Further, a composite elastic yarn having a polyolefin sheath and a thermoplastic polyurethane core has been proposed (for example, JP-A-61-194221). As another method for preventing sticking, Japanese Patent Publication No. 14245/1986 proposes a method for producing a core-sheath type polyurethane-based elastic yarn in which urethane is provided in a sheath and crosslinked polyurethane is provided in a core.

[0005]

Among them, the improvement from the oil agent has a certain effect but is not complete but has a limit. That is, considering the case of spinning and winding, if the sticking of the yarn is reduced, it is likely that winding for a long time becomes impossible due to twill drop, winding collapse and the like. This tendency increases as the winding speed increases (for example, 500
m / min or more), and becomes remarkable as the diameter of the bobbin at the time of winding becomes smaller (for example, 100 mm or less in diameter). Conversely, if glue is applied to the yarn, it will be possible to take up the yarn for a long time, but it will not be possible to unwind the yarn in a later step, causing a serious trouble. As described above, it is often impossible to respond only by delicate control of the oil agent. In addition, many of the oils must be mainly composed of silicon, which may cause a problem in a subsequent process.

On the other hand, when the urethane-urethane-type core-sheath composite elastic yarn is used to eliminate sticking, there is a difficulty in high-speed and long-time winding with a small-diameter bobbin during spinning. There was also a problem in heat resistance.
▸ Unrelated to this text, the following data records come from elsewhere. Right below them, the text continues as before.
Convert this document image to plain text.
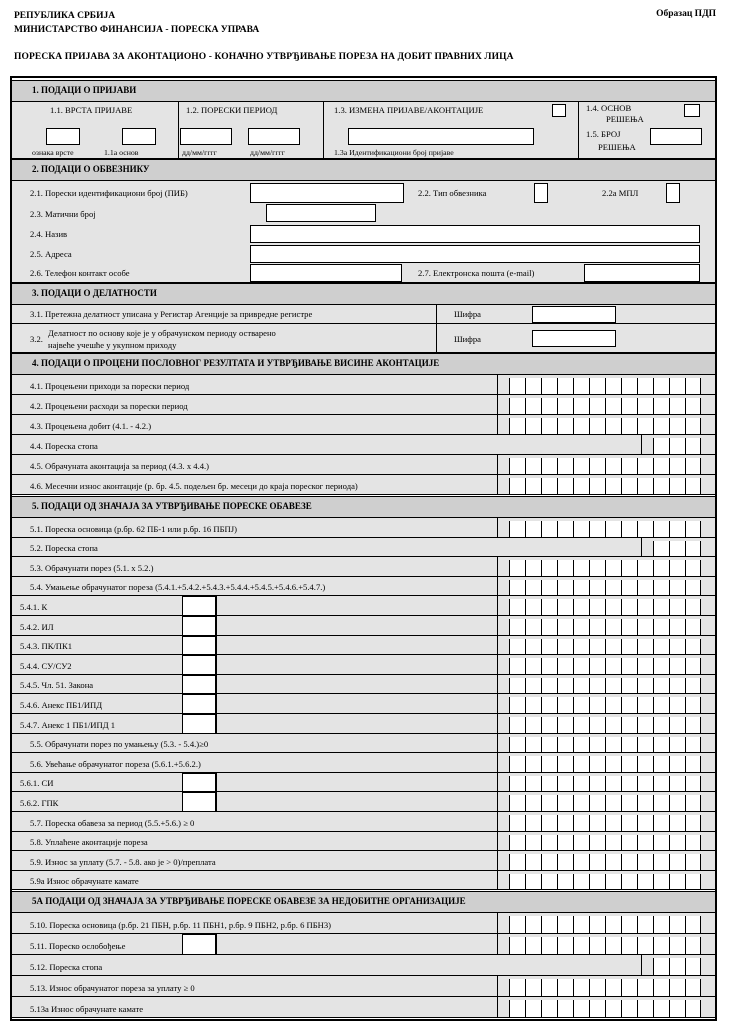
РЕПУБЛИКА СРБИЈА
МИНИСТАРСТВО ФИНАНСИЈА - ПОРЕСКА УПРАВА
Образац ПДП
ПОРЕСКА ПРИЈАВА ЗА АКОНТАЦИОНО - КОНАЧНО УТВРЂИВАЊЕ ПОРЕЗА НА ДОБИТ ПРАВНИХ ЛИЦА
1. ПОДАЦИ О ПРИЈАВИ
1.1. ВРСТА ПРИЈАВЕ	1.2. ПОРЕСКИ ПЕРИОД	1.3. ИЗМЕНА ПРИЈАВЕ/АКОНТАЦИЈЕ	1.4. ОСНОВ
РЕШЕЊА
1.5. БРОЈ
РЕШЕЊА
ознака врсте	1.1а основ	дд/мм/гггг	дд/мм/гггг	1.3а Идентификациони број пријаве
2. ПОДАЦИ О ОБВЕЗНИКУ
2.1. Порески идентификациони број (ПИБ)	2.2. Тип обвезника	2.2а МПЛ
2.3. Матични број
2.4. Назив
2.5. Адреса
2.6. Телефон контакт особе	2.7. Електронска пошта (e-mail)
3. ПОДАЦИ О ДЕЛАТНОСТИ
3.1. Претежна делатност уписана у Регистар Агенције за привредне регистре	Шифра
3.2.
Делатност по основу које је у обрачунском периоду остварено
највеће учешће у укупном приходу
Шифра
4. ПОДАЦИ О ПРОЦЕНИ ПОСЛОВНОГ РЕЗУЛТАТА И УТВРЂИВАЊЕ ВИСИНЕ АКОНТАЦИЈЕ
4.1. Процењени приходи за порески период
4.2. Процењени расходи за порески период
4.3. Процењена добит (4.1. - 4.2.)
4.4. Пореска стопа
4.5. Обрачуната аконтација за период (4.3. х 4.4.)
4.6. Месечни износ аконтације (р. бр. 4.5. подељен бр. месеци до краја пореског периода)
5. ПОДАЦИ ОД ЗНАЧАЈА ЗА УТВРЂИВАЊЕ ПОРЕСКЕ ОБАВЕЗЕ
5.1. Пореска основица (р.бр. 62 ПБ-1 или р.бр. 16 ПБПЈ)
5.2. Пореска стопа
5.3. Обрачунати порез (5.1. х 5.2.)
5.4. Умањење обрачунатог пореза (5.4.1.+5.4.2.+5.4.3.+5.4.4.+5.4.5.+5.4.6.+5.4.7.)
5.4.1. К
5.4.2. ИЛ
5.4.3. ПК/ПК1
5.4.4. СУ/СУ2
5.4.5. Чл. 51. Закона
5.4.6. Анекс ПБ1/ИПД
5.4.7. Анекс 1 ПБ1/ИПД 1
5.5. Обрачунати порез по умањењу (5.3. - 5.4.)≥0
5.6. Увећање обрачунатог пореза (5.6.1.+5.6.2.)
5.6.1. СИ
5.6.2. ГПК
5.7. Пореска обавеза за период (5.5.+5.6.) ≥ 0
5.8. Уплаћене аконтације пореза
5.9. Износ за уплату (5.7. - 5.8. ако је > 0)/преплата
5.9а Износ обрачунате камате
5А ПОДАЦИ ОД ЗНАЧАЈА ЗА УТВРЂИВАЊЕ ПОРЕСКЕ ОБАВЕЗЕ ЗА НЕДОБИТНЕ ОРГАНИЗАЦИЈЕ
5.10. Пореска основица (р.бр. 21 ПБН, р.бр. 11 ПБН1, р.бр. 9 ПБН2, р.бр. 6 ПБН3)
5.11. Пореско ослобођење
5.12. Пореска стопа
5.13. Износ обрачунатог пореза за уплату ≥ 0
5.13а Износ обрачунате камате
Next, the yarn described in JP-A-61-194221 in which a polyolefin sheath is used as a core-sheath composite spin is extremely poor in heat resistance, and its use is limited. When polyurethane having a high melting point is used for the core in order to increase the heat resistance, there is a problem in that the obtained composite yarn has poor recoverability.

On the other hand, ethylene copolymers have excellent properties such as cold resistance, light resistance, chemical resistance, light weight, and non-toxicity.
It is used for various applications. However, since these materials alone have poor mechanical properties and thermal properties, most of the fibers are mainly used for adhesion.
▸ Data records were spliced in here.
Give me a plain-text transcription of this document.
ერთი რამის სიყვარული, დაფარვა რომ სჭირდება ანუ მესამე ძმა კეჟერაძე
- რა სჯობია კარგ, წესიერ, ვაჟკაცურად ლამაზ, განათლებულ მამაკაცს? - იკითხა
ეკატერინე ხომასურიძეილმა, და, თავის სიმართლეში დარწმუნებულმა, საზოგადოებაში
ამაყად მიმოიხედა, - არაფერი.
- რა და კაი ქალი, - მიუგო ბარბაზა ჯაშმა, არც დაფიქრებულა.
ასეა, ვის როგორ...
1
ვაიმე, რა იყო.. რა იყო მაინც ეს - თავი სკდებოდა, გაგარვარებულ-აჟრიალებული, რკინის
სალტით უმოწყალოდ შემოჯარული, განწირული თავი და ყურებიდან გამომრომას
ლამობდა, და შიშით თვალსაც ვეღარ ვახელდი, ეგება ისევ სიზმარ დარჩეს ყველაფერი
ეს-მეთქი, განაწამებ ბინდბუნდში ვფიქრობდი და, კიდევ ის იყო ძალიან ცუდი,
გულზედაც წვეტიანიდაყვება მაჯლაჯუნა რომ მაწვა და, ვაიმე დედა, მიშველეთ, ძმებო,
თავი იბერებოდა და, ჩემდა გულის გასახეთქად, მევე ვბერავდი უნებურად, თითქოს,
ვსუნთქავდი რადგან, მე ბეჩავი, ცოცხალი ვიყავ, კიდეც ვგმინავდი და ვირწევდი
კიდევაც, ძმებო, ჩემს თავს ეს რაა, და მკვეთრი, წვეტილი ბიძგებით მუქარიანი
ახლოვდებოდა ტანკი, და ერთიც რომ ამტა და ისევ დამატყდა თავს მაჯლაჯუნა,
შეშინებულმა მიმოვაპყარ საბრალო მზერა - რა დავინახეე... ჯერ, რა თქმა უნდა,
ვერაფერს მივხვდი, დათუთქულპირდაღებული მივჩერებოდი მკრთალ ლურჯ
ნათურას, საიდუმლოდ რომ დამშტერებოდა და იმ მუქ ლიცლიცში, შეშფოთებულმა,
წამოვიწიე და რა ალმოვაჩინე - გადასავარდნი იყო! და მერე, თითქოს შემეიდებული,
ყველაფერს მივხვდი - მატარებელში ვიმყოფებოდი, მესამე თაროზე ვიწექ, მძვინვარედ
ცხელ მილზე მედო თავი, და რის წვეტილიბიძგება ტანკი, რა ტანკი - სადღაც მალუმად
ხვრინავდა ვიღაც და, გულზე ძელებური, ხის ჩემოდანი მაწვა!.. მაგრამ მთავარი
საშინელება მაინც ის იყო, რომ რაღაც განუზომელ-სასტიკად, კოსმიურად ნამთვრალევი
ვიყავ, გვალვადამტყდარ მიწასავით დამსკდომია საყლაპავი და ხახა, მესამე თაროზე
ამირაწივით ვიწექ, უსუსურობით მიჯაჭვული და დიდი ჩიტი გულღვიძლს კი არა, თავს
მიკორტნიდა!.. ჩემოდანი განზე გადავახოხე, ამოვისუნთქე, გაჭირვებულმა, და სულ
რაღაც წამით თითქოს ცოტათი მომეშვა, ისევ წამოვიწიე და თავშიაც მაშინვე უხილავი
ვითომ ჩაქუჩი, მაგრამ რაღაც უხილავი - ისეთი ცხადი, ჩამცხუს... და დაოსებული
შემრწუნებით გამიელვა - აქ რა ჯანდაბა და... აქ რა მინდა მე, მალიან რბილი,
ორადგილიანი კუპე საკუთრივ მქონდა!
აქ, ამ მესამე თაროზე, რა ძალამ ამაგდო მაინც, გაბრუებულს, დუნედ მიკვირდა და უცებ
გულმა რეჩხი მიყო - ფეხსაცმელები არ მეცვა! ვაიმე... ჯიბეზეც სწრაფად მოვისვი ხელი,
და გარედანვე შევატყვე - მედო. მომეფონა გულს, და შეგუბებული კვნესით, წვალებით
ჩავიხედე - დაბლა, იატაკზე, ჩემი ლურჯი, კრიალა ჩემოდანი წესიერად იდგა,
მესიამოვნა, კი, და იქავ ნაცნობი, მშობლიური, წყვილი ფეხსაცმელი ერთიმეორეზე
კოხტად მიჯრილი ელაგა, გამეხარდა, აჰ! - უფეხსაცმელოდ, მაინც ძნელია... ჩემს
[0009] It is an object of the present invention to provide a novel heat-resistant composite elastic yarn in which the adhesive property unique to polyurethane elastic yarn is improved. Another object is to provide a composite elastic yarn which can be produced stably and industrially advantageously by a melt spinning method.

[0010]

Means for Solving the Problems In view of the present situation, the present inventors have made intensive studies to achieve the above object, and as a result, have reached the present invention.

That is, the composite elastic yarn of the present invention is a core-sheath type composite elastic filament comprising polyurethane as a core component and a polymer comprising ethylene and an ethylenically unsaturated monomer as a sheath component. The composite ratio (X) of 3 to 10
0, the polyurethane is crosslinked with a crosslinking density (Y) of 10 (μmol / g) or more, and X and Y satisfy the following formula: Y ≧ −X + 30.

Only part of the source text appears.